Con todo cariño, os bendice, os pide más oraciones, más fidelidad,
Roma, 1 de diciembre de 2016.
+ Javier
[1] Liturgia de las horas, Primeras vísperas del domingo I de Adviento, Preces.
[2] San Bernardo, Discurso 5 sobre el Adviento, 1 (Liturgia de las horas, Miércoles de la I semana de Adviento, segunda lectura).
[3] Benedicto XVI, Homilía, 2-XII-2006.
[4] San Josemaría, Santo Rosario, segundo misterio gozoso.
[5] Francisco, Discurso en la audiencia general, 12-X-2016 (cfr. San Agustín, Sermón 88, 14, 13).

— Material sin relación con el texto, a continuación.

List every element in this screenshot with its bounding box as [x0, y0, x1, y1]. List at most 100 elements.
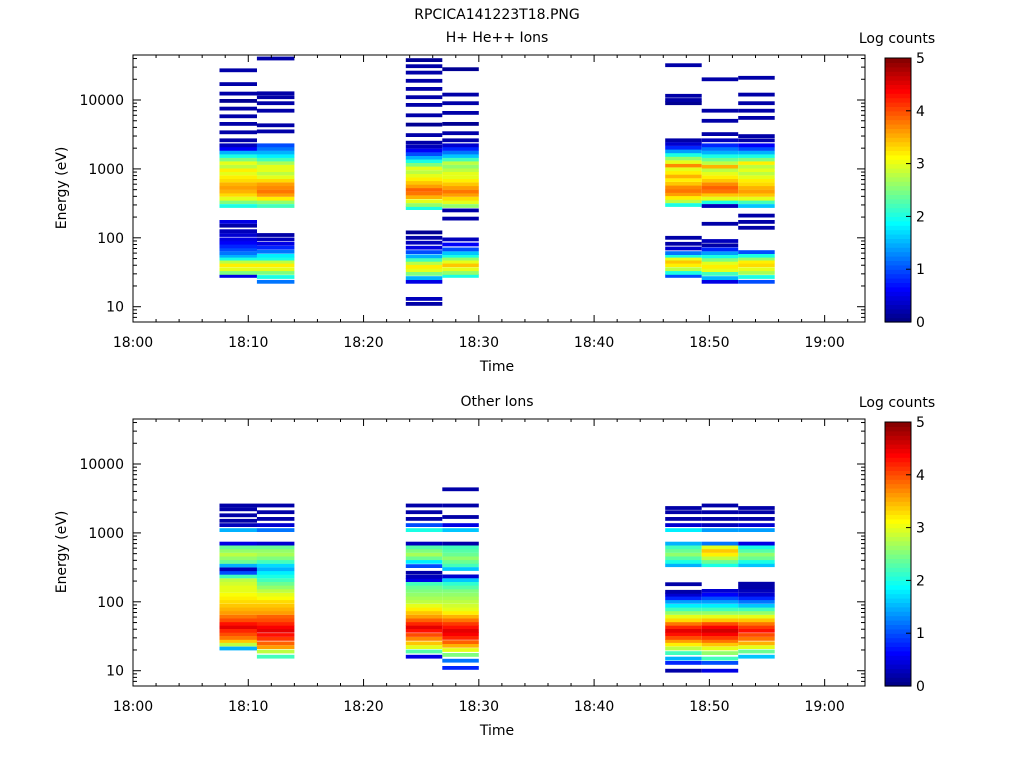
heatmap-cell — [219, 503, 257, 508]
plot-frame — [132, 418, 866, 687]
heatmap-cell — [701, 268, 739, 272]
heatmap-cell — [665, 138, 702, 143]
colorbar-swatch — [885, 430, 911, 436]
heatmap-cell — [405, 268, 443, 272]
heatmap-cell — [219, 528, 257, 532]
heatmap-cell — [219, 256, 257, 261]
heatmap-cell — [442, 607, 479, 612]
heatmap-cell — [405, 528, 443, 532]
heatmap-cell — [701, 193, 739, 197]
y-tick-label: 10 — [106, 300, 124, 316]
colorbar-swatch — [885, 664, 911, 669]
x-tick-label: 18:50 — [689, 335, 729, 351]
heatmap-cell — [256, 164, 295, 169]
heatmap-cell — [405, 549, 443, 553]
heatmap-cell — [738, 161, 775, 165]
heatmap-cell — [665, 196, 702, 200]
heatmap-cell — [405, 541, 443, 546]
colorbar-swatch — [885, 119, 911, 125]
heatmap-cell — [219, 161, 257, 165]
heatmap-cell — [738, 164, 775, 169]
heatmap-cell — [256, 193, 295, 197]
heatmap-cell — [665, 246, 702, 251]
heatmap-cell — [256, 628, 295, 633]
heatmap-cell — [738, 263, 775, 268]
colorbar-swatch — [885, 580, 911, 586]
panel-title: H+ He++ Ions — [446, 30, 549, 46]
heatmap-cell — [442, 589, 479, 593]
colorbar-swatch — [885, 190, 911, 195]
colorbar-swatch — [885, 207, 911, 213]
heatmap-cell — [738, 549, 775, 553]
heatmap-cell — [738, 596, 775, 601]
heatmap-cell — [442, 556, 479, 561]
colorbar-swatch — [885, 668, 911, 674]
colorbar-swatch — [885, 317, 911, 323]
colorbar-swatch — [885, 269, 911, 275]
heatmap-cell — [256, 570, 295, 575]
heatmap-cell — [256, 633, 295, 637]
colorbar-swatch — [885, 672, 911, 678]
heatmap-cell — [405, 585, 443, 590]
y-tick-label: 10000 — [79, 457, 124, 473]
x-tick-label: 18:10 — [228, 335, 268, 351]
heatmap-cell — [405, 144, 443, 149]
heatmap-cell — [665, 563, 702, 568]
heatmap-cell — [738, 621, 775, 626]
heatmap-cell — [665, 163, 702, 168]
heatmap-cell — [405, 64, 443, 69]
heatmap-cell — [219, 639, 257, 643]
heatmap-cell — [405, 618, 443, 623]
heatmap-cell — [701, 628, 739, 633]
heatmap-cell — [442, 157, 479, 162]
heatmap-cell — [256, 253, 295, 258]
heatmap-cell — [219, 560, 257, 564]
heatmap-cell — [665, 556, 702, 561]
heatmap-cell — [405, 503, 443, 508]
heatmap-cell — [405, 560, 443, 564]
heatmap-cell — [701, 618, 739, 623]
heatmap-cell — [442, 164, 479, 169]
heatmap-cell — [701, 560, 739, 564]
heatmap-cell — [701, 541, 739, 546]
heatmap-cell — [665, 603, 702, 608]
heatmap-cell — [738, 628, 775, 633]
heatmap-cell — [701, 556, 739, 561]
heatmap-cell — [405, 596, 443, 601]
heatmap-cell — [442, 614, 479, 619]
x-tick-label: 18:40 — [574, 335, 614, 351]
heatmap-cell — [219, 625, 257, 629]
heatmap-cell — [738, 625, 775, 629]
heatmap-cell — [701, 651, 739, 655]
heatmap-cell — [219, 574, 257, 579]
heatmap-cell — [405, 103, 443, 107]
heatmap-cell — [256, 563, 295, 568]
colorbar-swatch — [885, 88, 911, 94]
colorbar-swatch — [885, 159, 911, 165]
heatmap-cell — [738, 637, 775, 641]
heatmap-cell — [701, 589, 739, 593]
heatmap-cell — [738, 603, 775, 608]
heatmap-cell — [665, 185, 702, 190]
colorbar-swatch — [885, 84, 911, 90]
heatmap-cell — [738, 193, 775, 197]
colorbar-swatch — [885, 80, 911, 85]
heatmap-cell — [738, 523, 775, 527]
heatmap-cell — [219, 171, 257, 176]
heatmap-cell — [442, 267, 479, 272]
heatmap-cell — [405, 628, 443, 633]
heatmap-cell — [442, 147, 479, 151]
heatmap-cell — [701, 186, 739, 190]
colorbar-swatch — [885, 212, 911, 217]
heatmap-cell — [701, 175, 739, 179]
heatmap-cell — [701, 592, 739, 597]
colorbar-swatch — [885, 461, 911, 467]
heatmap-cell — [405, 155, 443, 160]
colorbar: 0 1 2 3 4 5 — [884, 51, 925, 331]
panel-other-ions: Other Ions 18:00 18:10 18:20 18:30 18:40 18:5… — [54, 394, 935, 739]
x-axis-label: Time — [479, 723, 514, 739]
heatmap-cell — [405, 545, 443, 550]
x-tick-label: 18:20 — [343, 335, 383, 351]
heatmap-cell — [405, 133, 443, 137]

[6] San Josemaría, AGP, sec. A, leg. 3, carp. 3, cit. en Camino. Edición crítico-histórica (ed. Pedro Rodríguez), Rialp, 3ª ed., Madrid 2004, p. 1051.
[7] Misal Romano, 19 de diciembre, Antífona de entrada (cfr. Hb 10,37).
[8] Francisco, Homilía, 24-XII-2015.
[9] San Josemaría, Apuntes íntimos, n. 181 (25-III-1931). Cit. en J. L. Soria, Maestro de buen humor, Rialp, 3ª ed., Madrid 1994, p. 91.
Romana, n. 63, julio-diciembre 2016, p. 345-348.